To produce these patches, they used MRI machines to obtain a 3D digital model of the patient’s heart, using the patient’s own heart cells, combined with nutrients and other biological materials to create bio-ink. Finally, tissue patches are 3D printed and matured in bioreactors until they can be ported.
Last September, the company also announced another major breakthrough, the Mini Heart 3D Printer, made from bio-inks with human heart characteristics, replicating many of the characteristics of the human heart. Biolife4D has also improved its bioprinting algorithm, which is optimized for heart 3D printing. Biolife4D says this new milestone will enable the ultimate goal of a “full-size, 3D-printed functional heart for successful transplantation” simply by optimizing the process and expanding the technology.
Artificial heart valves at ETH sAT
In 2017, a team of researchers at the Swiss university of science and technology, ETH Zurich, published a paper describing the functional beating of the heart, printed in silicone 3D, which is about the same size as the human heart, and that their work is proof that we are rapidly realizing the ability to replace the heart without a transplant.
This silicone-printed body has a left and right ventricle and a chamber that drives pumping movements through compressed air, with the main limitation being that the 3D-printed heart can only last about 30 minutes or 3,000 beats, and the material will then degrade and weaken. By 2019, the team has teamed up with South African company Strait Access Technologies to develop artificial 3D-printed heart valves that can replace leaks or damaged valves in real patients. These components are 3D printed in a body-compatible material and provide the same blood flow function as conventional replacement valves.

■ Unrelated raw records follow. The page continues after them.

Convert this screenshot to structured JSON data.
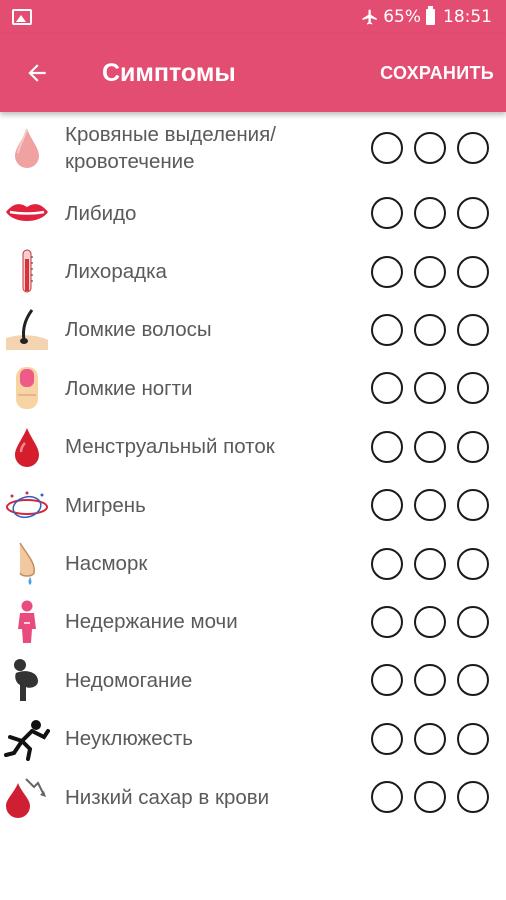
{
  "status": {
    "battery": "65%",
    "time": "18:51"
  },
  "appbar": {
    "title": "Симптомы",
    "save": "СОХРАНИТЬ"
  },
  "symptoms": [
    {
      "label": "Кровяные выделения/ кровотечение",
      "icon": "blood-drop-pale-icon"
    },
    {
      "label": "Либидо",
      "icon": "lips-icon"
    },
    {
      "label": "Лихорадка",
      "icon": "thermometer-icon"
    },
    {
      "label": "Ломкие волосы",
      "icon": "hair-icon"
    },
    {
      "label": "Ломкие ногти",
      "icon": "nail-icon"
    },
    {
      "label": "Менструальный поток",
      "icon": "blood-drop-icon"
    },
    {
      "label": "Мигрень",
      "icon": "migraine-icon"
    },
    {
      "label": "Насморк",
      "icon": "runny-nose-icon"
    },
    {
      "label": "Недержание мочи",
      "icon": "incontinence-icon"
    },
    {
      "label": "Недомогание",
      "icon": "malaise-icon"
    },
    {
      "label": "Неуклюжесть",
      "icon": "clumsiness-icon"
    },
    {
      "label": "Низкий сахар в крови",
      "icon": "low-blood-sugar-icon"
    }
  ],
  "colors": {
    "accent": "#e34d72",
    "text": "#5a5a5a"
  }
}
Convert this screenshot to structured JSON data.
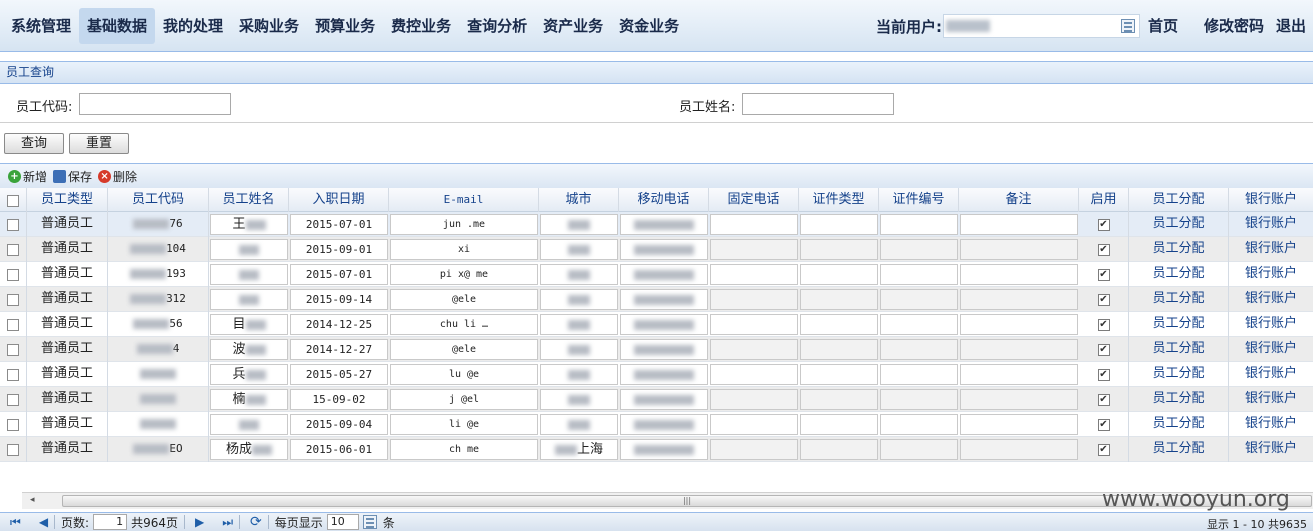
{
  "topnav": {
    "items": [
      "系统管理",
      "基础数据",
      "我的处理",
      "采购业务",
      "预算业务",
      "费控业务",
      "查询分析",
      "资产业务",
      "资金业务"
    ],
    "active": "基础数据",
    "current_user_label": "当前用户:",
    "home": "首页",
    "change_password": "修改密码",
    "logout": "退出"
  },
  "panel": {
    "title": "员工查询"
  },
  "form": {
    "emp_code_label": "员工代码:",
    "emp_name_label": "员工姓名:",
    "query_btn": "查询",
    "reset_btn": "重置"
  },
  "toolbar": {
    "add": "新增",
    "save": "保存",
    "delete": "删除"
  },
  "grid": {
    "columns": [
      "员工类型",
      "员工代码",
      "员工姓名",
      "入职日期",
      "E-mail",
      "城市",
      "移动电话",
      "固定电话",
      "证件类型",
      "证件编号",
      "备注",
      "启用",
      "员工分配",
      "银行账户"
    ],
    "rows": [
      {
        "type": "普通员工",
        "code": "76",
        "name": "王",
        "date": "2015-07-01",
        "email": "jun     .me",
        "city": "",
        "assign": "员工分配",
        "bank": "银行账户"
      },
      {
        "type": "普通员工",
        "code": "104",
        "name": "",
        "date": "2015-09-01",
        "email": "xi",
        "city": "",
        "assign": "员工分配",
        "bank": "银行账户"
      },
      {
        "type": "普通员工",
        "code": "193",
        "name": "",
        "date": "2015-07-01",
        "email": "pi  x@  me",
        "city": "",
        "assign": "员工分配",
        "bank": "银行账户"
      },
      {
        "type": "普通员工",
        "code": "312",
        "name": "",
        "date": "2015-09-14",
        "email": "   @ele  ",
        "city": "",
        "assign": "员工分配",
        "bank": "银行账户"
      },
      {
        "type": "普通员工",
        "code": "56",
        "name": "目",
        "date": "2014-12-25",
        "email": "chu   li  …",
        "city": "",
        "assign": "员工分配",
        "bank": "银行账户"
      },
      {
        "type": "普通员工",
        "code": "4",
        "name": "波",
        "date": "2014-12-27",
        "email": "   @ele  ",
        "city": "",
        "assign": "员工分配",
        "bank": "银行账户"
      },
      {
        "type": "普通员工",
        "code": "",
        "name": "兵",
        "date": "2015-05-27",
        "email": "lu   @e",
        "city": "",
        "assign": "员工分配",
        "bank": "银行账户"
      },
      {
        "type": "普通员工",
        "code": "",
        "name": "楠",
        "date": "15-09-02",
        "email": "j    @el",
        "city": "",
        "assign": "员工分配",
        "bank": "银行账户"
      },
      {
        "type": "普通员工",
        "code": "",
        "name": "",
        "date": "2015-09-04",
        "email": "li   @e",
        "city": "",
        "assign": "员工分配",
        "bank": "银行账户"
      },
      {
        "type": "普通员工",
        "code": "EO",
        "name": "杨成",
        "date": "2015-06-01",
        "email": "ch     me",
        "city": "上海",
        "assign": "员工分配",
        "bank": "银行账户"
      }
    ]
  },
  "pager": {
    "page_label": "页数:",
    "page_value": "1",
    "total_pages": "共964页",
    "per_page_label": "每页显示",
    "per_page_value": "10",
    "per_page_unit": "条",
    "display": "显示 1 - 10 共9635"
  },
  "watermark": "www.wooyun.org"
}
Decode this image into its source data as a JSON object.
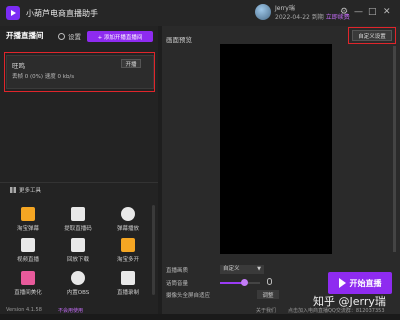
{
  "titlebar": {
    "app_title": "小葫芦电商直播助手",
    "user_name": "Jerry瑞",
    "expire_text": "2022-04-22 到期",
    "renew_label": "立即续费",
    "controls": [
      "⚙",
      "—",
      "□",
      "✕"
    ]
  },
  "left": {
    "live_room_title": "开播直播间",
    "settings_label": "设置",
    "add_button_label": "+ 添加开播直播间",
    "room": {
      "name": "旺鸣",
      "stats": "丢帧 0 (0%)   速度 0 kb/s",
      "start_label": "开播"
    },
    "tools_title": "更多工具",
    "tools": [
      {
        "label": "淘宝弹幕",
        "icon": "taobao-icon",
        "color": "#f5a623"
      },
      {
        "label": "提取直播码",
        "icon": "upload-icon",
        "color": "#ffffff"
      },
      {
        "label": "弹幕播放",
        "icon": "chat-icon",
        "color": "#ffffff"
      },
      {
        "label": "视频直播",
        "icon": "film-icon",
        "color": "#ffffff"
      },
      {
        "label": "回放下载",
        "icon": "download-icon",
        "color": "#ffffff"
      },
      {
        "label": "淘宝多开",
        "icon": "taobao-multi-icon",
        "color": "#f5a623"
      },
      {
        "label": "直播间美化",
        "icon": "beautify-icon",
        "color": "#e85a9b"
      },
      {
        "label": "内置OBS",
        "icon": "obs-icon",
        "color": "#ffffff"
      },
      {
        "label": "直播录制",
        "icon": "record-icon",
        "color": "#ffffff"
      }
    ]
  },
  "right": {
    "preview_title": "画面预览",
    "custom_settings_label": "自定义设置",
    "quality_label": "直播画质",
    "quality_value": "自定义",
    "volume_label": "话筒音量",
    "volume_level": 0.6,
    "camera_label": "摄像头全屏自适应",
    "adjust_label": "调整",
    "start_live_label": "开始直播"
  },
  "statusbar": {
    "version": "Version 4.1.58",
    "user_feedback": "不会用使用",
    "about": "关于我们",
    "qq_group": "点击加入电商直播QQ交流群：812037353"
  },
  "watermark": "知乎 @Jerry瑞",
  "colors": {
    "accent": "#8e2bf0",
    "highlight_frame": "#e0252b"
  }
}
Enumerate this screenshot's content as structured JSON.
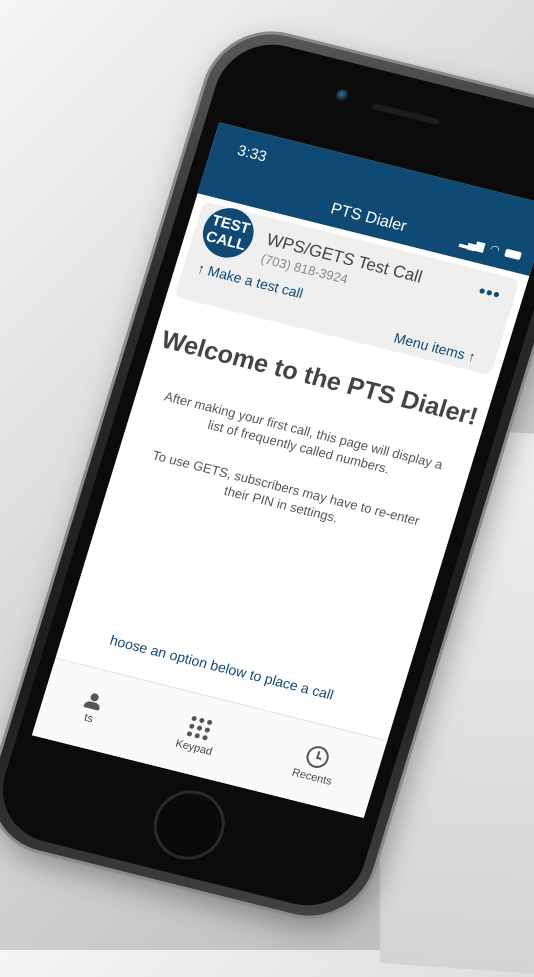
{
  "status_bar": {
    "time": "3:33",
    "title": "PTS Dialer",
    "signal_icon": "signal-icon",
    "wifi_icon": "wifi-icon",
    "battery_icon": "battery-icon"
  },
  "header": {
    "logo_line1": "TEST",
    "logo_line2": "CALL",
    "contact_name": "WPS/GETS Test Call",
    "contact_phone": "(703) 818-3924",
    "more_icon": "more-icon"
  },
  "hints": {
    "make_test_call": "↑ Make a test call",
    "menu_items": "Menu items ↑"
  },
  "main": {
    "welcome": "Welcome to the PTS Dialer!",
    "paragraph1": "After making your first call, this page will display a list of frequently called numbers.",
    "paragraph2": "To use GETS, subscribers may have to  re-enter their PIN in settings."
  },
  "footer": {
    "choose_option": "hoose an option below to place a call"
  },
  "tabs": [
    {
      "label": "ts",
      "icon": "contacts-icon"
    },
    {
      "label": "Keypad",
      "icon": "keypad-icon"
    },
    {
      "label": "Recents",
      "icon": "recents-icon"
    }
  ],
  "colors": {
    "brand": "#0e4a73",
    "text": "#444444"
  }
}
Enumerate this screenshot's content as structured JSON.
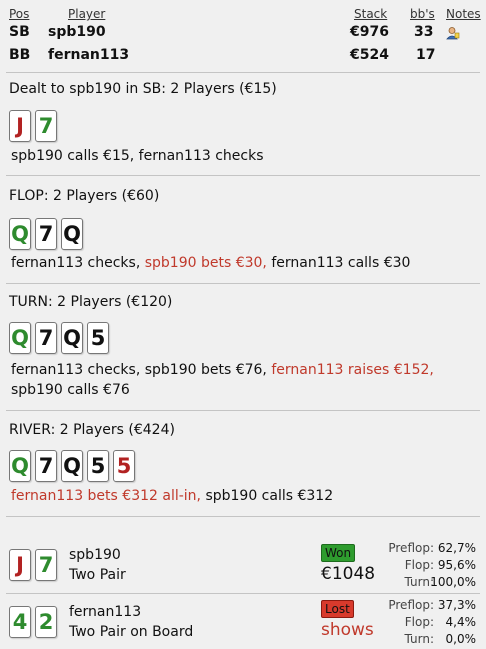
{
  "header": {
    "col_pos": "Pos",
    "col_player": "Player",
    "col_stack": "Stack",
    "col_bbs": "bb's",
    "col_notes": "Notes",
    "players": [
      {
        "pos": "SB",
        "name": "spb190",
        "stack": "€976",
        "bbs": "33"
      },
      {
        "pos": "BB",
        "name": "fernan113",
        "stack": "€524",
        "bbs": "17"
      }
    ]
  },
  "preflop": {
    "title": "Dealt to spb190 in SB: 2 Players (€15)",
    "cards": [
      {
        "rank": "J",
        "suit": "h"
      },
      {
        "rank": "7",
        "suit": "c"
      }
    ],
    "action": "spb190 calls €15, fernan113 checks"
  },
  "flop": {
    "title": "FLOP: 2 Players (€60)",
    "cards": [
      {
        "rank": "Q",
        "suit": "c"
      },
      {
        "rank": "7",
        "suit": "s"
      },
      {
        "rank": "Q",
        "suit": "s"
      }
    ],
    "action_1": "fernan113 checks,",
    "action_2": "spb190 bets €30,",
    "action_3": "fernan113 calls €30"
  },
  "turn": {
    "title": "TURN: 2 Players (€120)",
    "cards": [
      {
        "rank": "Q",
        "suit": "c"
      },
      {
        "rank": "7",
        "suit": "s"
      },
      {
        "rank": "Q",
        "suit": "s"
      },
      {
        "rank": "5",
        "suit": "s"
      }
    ],
    "action_1": "fernan113 checks, spb190 bets €76,",
    "action_2": "fernan113 raises €152,",
    "action_3": "spb190 calls €76"
  },
  "river": {
    "title": "RIVER: 2 Players (€424)",
    "cards": [
      {
        "rank": "Q",
        "suit": "c"
      },
      {
        "rank": "7",
        "suit": "s"
      },
      {
        "rank": "Q",
        "suit": "s"
      },
      {
        "rank": "5",
        "suit": "s"
      },
      {
        "rank": "5",
        "suit": "h"
      }
    ],
    "action_1": "fernan113 bets €312 all-in,",
    "action_2": "spb190 calls €312"
  },
  "showdown": [
    {
      "name": "spb190",
      "hand": "Two Pair",
      "cards": [
        {
          "rank": "J",
          "suit": "h"
        },
        {
          "rank": "7",
          "suit": "c"
        }
      ],
      "result": "Won",
      "amount": "€1048",
      "stats": [
        {
          "label": "Preflop:",
          "value": "62,7%"
        },
        {
          "label": "Flop:",
          "value": "95,6%"
        },
        {
          "label": "Turn:",
          "value": "100,0%"
        }
      ]
    },
    {
      "name": "fernan113",
      "hand": "Two Pair on Board",
      "cards": [
        {
          "rank": "4",
          "suit": "c"
        },
        {
          "rank": "2",
          "suit": "c"
        }
      ],
      "result": "Lost",
      "amount": "shows",
      "stats": [
        {
          "label": "Preflop:",
          "value": "37,3%"
        },
        {
          "label": "Flop:",
          "value": "4,4%"
        },
        {
          "label": "Turn:",
          "value": "0,0%"
        }
      ]
    }
  ],
  "colors": {
    "red_text": "#c0392b",
    "won_badge": "#2e9c2e",
    "lost_badge": "#d83a2c",
    "club": "#2e8b2e",
    "heart": "#b22222"
  },
  "icons": {
    "notes": "user-note-icon"
  }
}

For the success stories of artificial heart valves that have been used for transplantation, the artificial heart valves developed by ETH sAT can be tailored to each patient. Thanks to MRI and CT imaging, each valve can be specifically designed for perfect fit.
In fact, every year a large number of patients die while waiting for a heart transplant. Even if a successful transplant is successful, there will be a rejection reaction that triggers postoperative syndrome within a few years of surgery, and these are the implications of our study of 3D-printed hearts, saving more patients, and tackling organ transplant rejection.